I suppose we could mitigate this by enforcing MAX_DATACLIP_SIZE_MB * 0.95 or something to give a margin of error. I forget if we calculate in bytes or bits, but I think it's bytes 🤔 But again I'm not too worried about even a 10% tolerance.

The worker won't do anything about incoming dataclips. It's only when returning dataclips in workflow:complete or log that it'll run the check.

[jyeshe]

@jyeshe payload sizes in the worker are approximated (and probably not well). I wouldn't be at all surprised if marginal differences produce unexpected behaviour - and I'm not too worried about this either.

I suppose we could mitigate this by enforcing MAX_DATACLIP_SIZE_MB * 0.95 or something to give a margin of error. I forget if we calculate in bytes or bits, but I think it's bytes 🤔 But again I'm not too worried about even a 10% tolerance.

The worker won't do anything about incoming dataclips. It's only when returning dataclips in workflow:complete or log that it'll run the check.

Sure, that's why I was referring to when the 'dataclip grows' (only on the Runtime). A clear concern for the output dataclip.

One detail that cannot be seen from what I shared is that there was no non-latin character, which I believe is the most common string usage by far until we start with the Nordics (:

This means that the dataclip size becomes much more predictable and MAX_DATACLIP_SIZE_MB reliable without workarounds. Specially because the measurement is about size and not length (length <= size).

[jyeshe]

A last bit on how I think Lightning could help on this, if we want to restrict MAX_DATACLIP_SIZE_MB with 100% precision, by applying MAX_DATACLIP_SIZE_MB * 0.95 on the Worker side or not, in Elixir we can check the byte size in constant time, beautiful huh?. Some of the dataclips would be already filtered by the Worker and those that are on ].95, inf[ interval (due to chars with accents or symbols) could be discarded or truncated on Lightning.

Instead of enforcing MAX_DATACLIP_SIZE_MB * 0.95 I would only check the length on the Worker and let Lightning filter the exceeding ones to avoid false positives.

[josephjclark]

@jyeshe Not really sure what to do about this.

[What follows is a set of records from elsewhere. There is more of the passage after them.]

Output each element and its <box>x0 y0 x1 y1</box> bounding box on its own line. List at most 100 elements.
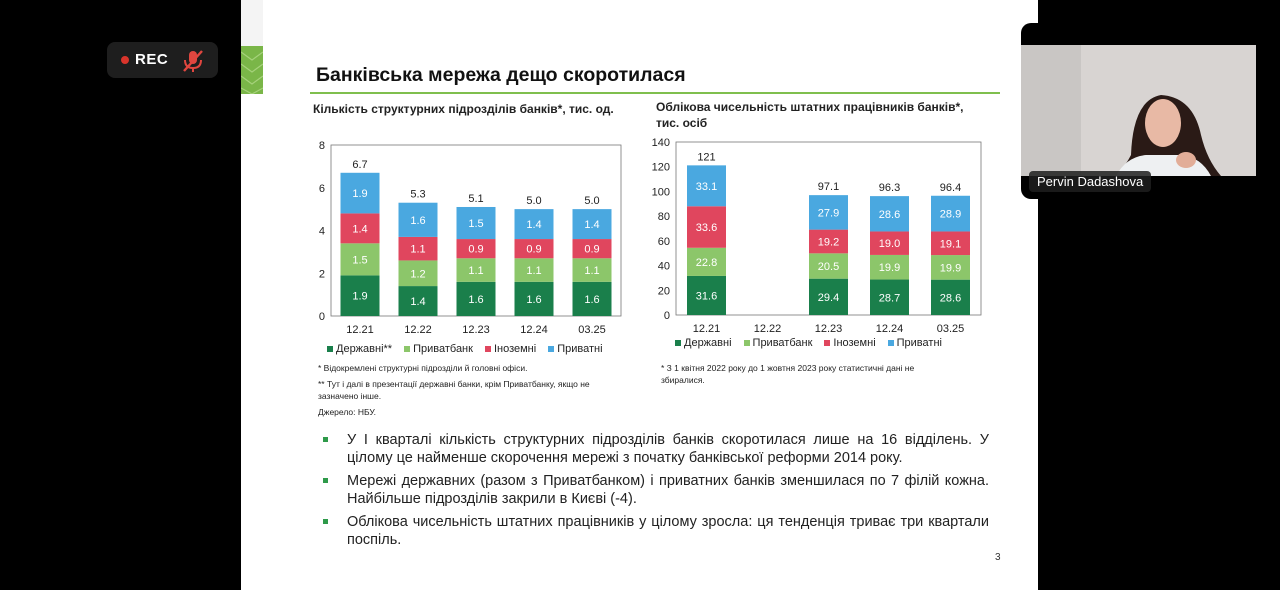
y-tick-label: 8 <box>319 140 325 152</box>
footnote-source: Джерело: НБУ. <box>318 407 377 417</box>
total-label: 121 <box>697 151 715 163</box>
x-tick-label: 12.23 <box>815 323 843 335</box>
data-label: 1.4 <box>526 219 541 231</box>
bar-segment <box>809 278 848 315</box>
bar-segment <box>514 209 554 240</box>
y-tick-label: 100 <box>652 186 670 198</box>
data-label: 28.9 <box>940 209 961 221</box>
data-label: 31.6 <box>696 290 717 302</box>
x-tick-label: 12.21 <box>693 323 721 335</box>
total-label: 96.4 <box>940 182 961 194</box>
data-label: 1.1 <box>526 265 541 277</box>
decorative-stripe <box>241 0 263 94</box>
bar-segment <box>870 279 909 315</box>
participant-video-tile[interactable]: Pervin Dadashova <box>1021 23 1280 199</box>
bar-segment <box>514 239 554 259</box>
data-label: 0.9 <box>468 244 483 256</box>
bar-segment <box>870 196 909 232</box>
data-label: 33.6 <box>696 222 717 234</box>
data-label: 20.5 <box>818 261 839 273</box>
total-label: 96.3 <box>879 182 900 194</box>
total-label: 5.3 <box>410 189 425 201</box>
legend-swatch <box>887 340 894 346</box>
legend-swatch <box>484 346 491 352</box>
bar-segment <box>340 213 380 244</box>
data-label: 19.9 <box>940 262 961 274</box>
total-label: 5.1 <box>468 193 483 205</box>
bar-segment <box>870 254 909 280</box>
bar-segment <box>456 281 496 316</box>
bar-segment <box>931 195 970 232</box>
data-label: 1.4 <box>352 223 367 235</box>
chart-right-title: Облікова чисельність штатних працівників… <box>656 100 964 130</box>
data-label: 1.1 <box>410 244 425 256</box>
footnote-line: зазначено інше. <box>318 391 382 401</box>
data-label: 19.1 <box>940 238 961 250</box>
data-label: 19.9 <box>879 262 900 274</box>
bar-segment <box>572 239 612 259</box>
chart-right-legend: Державні Приватбанк Іноземні Приватні <box>675 337 942 349</box>
page-number: 3 <box>995 552 1001 563</box>
y-tick-label: 20 <box>658 285 670 297</box>
bullet-item: У І кварталі кількість структурних підро… <box>323 431 989 467</box>
bar-segment <box>398 260 438 287</box>
bar-segment <box>931 231 970 256</box>
legend-swatch <box>548 346 555 352</box>
data-label: 0.9 <box>584 244 599 256</box>
x-tick-label: 12.21 <box>346 324 374 335</box>
x-tick-label: 03.25 <box>578 324 606 335</box>
data-label: 19.0 <box>879 238 900 250</box>
data-label: 1.9 <box>352 291 367 303</box>
bar-segment <box>687 247 726 276</box>
footnotes-left: * Відокремлені структурні підрозділи й г… <box>318 362 590 418</box>
bar-segment <box>809 229 848 254</box>
footnote-line: * З 1 квітня 2022 року до 1 жовтня 2023 … <box>661 363 915 373</box>
mic-muted-icon[interactable] <box>180 48 206 74</box>
chart-left-legend: Державні** Приватбанк Іноземні Приватні <box>327 343 603 355</box>
data-label: 27.9 <box>818 207 839 219</box>
bar-segment <box>687 275 726 315</box>
y-tick-label: 60 <box>658 236 670 248</box>
footnote-line: * Відокремлені структурні підрозділи й г… <box>318 363 528 373</box>
data-label: 1.1 <box>468 265 483 277</box>
data-label: 28.6 <box>940 292 961 304</box>
y-tick-label: 80 <box>658 211 670 223</box>
data-label: 1.5 <box>468 218 483 230</box>
y-tick-label: 140 <box>652 137 670 149</box>
bar-segment <box>931 255 970 280</box>
data-label: 33.1 <box>696 181 717 193</box>
y-tick-label: 6 <box>319 183 325 195</box>
footnotes-right: * З 1 квітня 2022 року до 1 жовтня 2023 … <box>661 362 914 386</box>
bar-segment <box>456 239 496 259</box>
data-label: 1.1 <box>584 265 599 277</box>
person-silhouette-icon <box>1021 45 1256 176</box>
record-dot-icon <box>121 56 129 64</box>
data-label: 0.9 <box>526 244 541 256</box>
chart-branches: 0 2 4 6 8 1.9 1.5 1.4 1.9 6.7 12.21 1.4 1.2 1.1 1.6 5.3… <box>319 140 622 335</box>
bar-segment <box>931 279 970 315</box>
bar-segment <box>398 202 438 237</box>
x-tick-label: 12.22 <box>754 323 782 335</box>
bar-segment <box>870 231 909 255</box>
data-label: 1.6 <box>410 215 425 227</box>
legend-item: Приватбанк <box>743 337 812 349</box>
data-label: 1.6 <box>526 294 541 306</box>
bar-segment <box>809 195 848 230</box>
recording-label: REC <box>135 51 169 68</box>
participant-name: Pervin Dadashova <box>1029 171 1152 192</box>
data-label: 19.2 <box>818 236 839 248</box>
bullet-item: Мережі державних (разом з Приватбанком) … <box>323 472 989 508</box>
bar-segment <box>572 209 612 240</box>
legend-label: Приватні <box>557 343 603 355</box>
total-label: 97.1 <box>818 181 839 193</box>
recording-indicator: REC <box>107 42 218 78</box>
bar-segment <box>456 206 496 240</box>
bar-segment <box>572 258 612 282</box>
legend-label: Приватні <box>896 337 942 349</box>
slide-title: Банківська мережа дещо скоротилася <box>316 64 686 86</box>
total-label: 5.0 <box>526 195 541 207</box>
legend-swatch <box>675 340 681 346</box>
data-label: 1.6 <box>468 294 483 306</box>
video-feed <box>1021 45 1256 176</box>
total-label: 6.7 <box>352 159 367 171</box>
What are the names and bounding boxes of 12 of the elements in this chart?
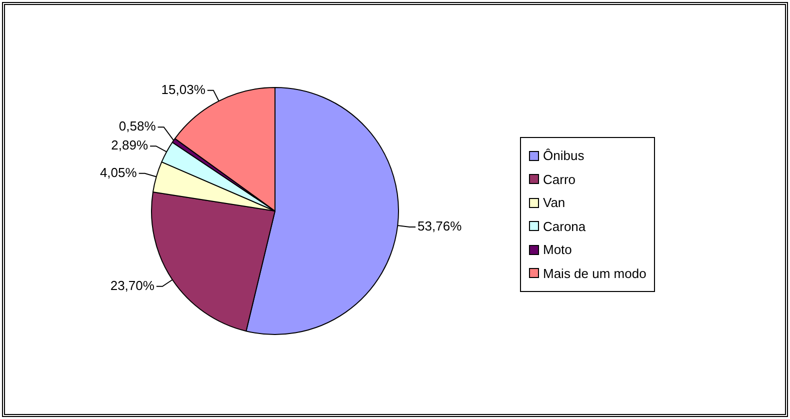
legend-label: Carro	[542, 170, 577, 189]
legend-label: Moto	[542, 241, 573, 260]
legend-label: Carona	[542, 218, 587, 236]
data-label: 53,76%	[418, 218, 462, 234]
data-label: 0,58%	[118, 118, 156, 134]
data-label: 4,05%	[100, 164, 138, 180]
legend-label: Van	[542, 194, 566, 212]
data-label: 2,89%	[111, 138, 148, 153]
data-label: 23,70%	[110, 278, 155, 294]
data-label: 15,03%	[161, 82, 206, 97]
legend-label: Ônibus	[542, 147, 586, 166]
legend-label: Mais de um modo	[542, 264, 646, 283]
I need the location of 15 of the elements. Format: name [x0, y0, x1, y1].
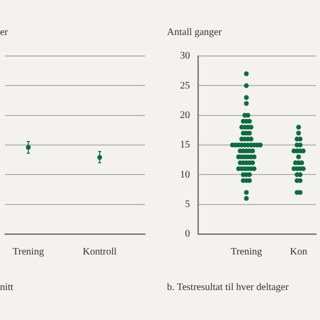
y-tick-label: 30	[180, 50, 190, 62]
y-tick-label: 5	[185, 198, 190, 210]
x-tick-label: Kon	[290, 246, 308, 258]
y-tick-label: 10	[180, 169, 190, 180]
text: nitt	[0, 282, 14, 293]
y-tick-label: 20	[180, 110, 190, 121]
x-tick-label: Trening	[230, 246, 262, 258]
y-tick-label: 0	[185, 228, 190, 240]
y-axis-title: er	[0, 27, 8, 38]
text: b. Testresultat til hver deltager	[167, 282, 289, 293]
y-axis-title: Antall ganger	[167, 27, 222, 38]
x-tick-label: Kontroll	[82, 246, 117, 258]
y-tick-label: 25	[180, 80, 190, 92]
x-tick-label: Trening	[12, 246, 44, 258]
y-tick-label: 15	[180, 140, 190, 151]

The issue here isn't really that the worker emitted a payload that was too large (the payloads in question are around 4-6mb with a limit of 10mb).

Would you like me to raise an issue because a 1000291 byte payload is sent out of a worker with a 10mb limit? Happy to do so. It would be useful to have the payload in question so that we can try to reproduce. I agree that it shouldn't happen but it's gonna be very low priority for me.

This issue needs breaking up into smaller ones that can be addressed and prioritised. I'm much more concerned about how easily a run is lost because of any error on a key event, and I'd be keen to focus on building out robustness and comms on both ends.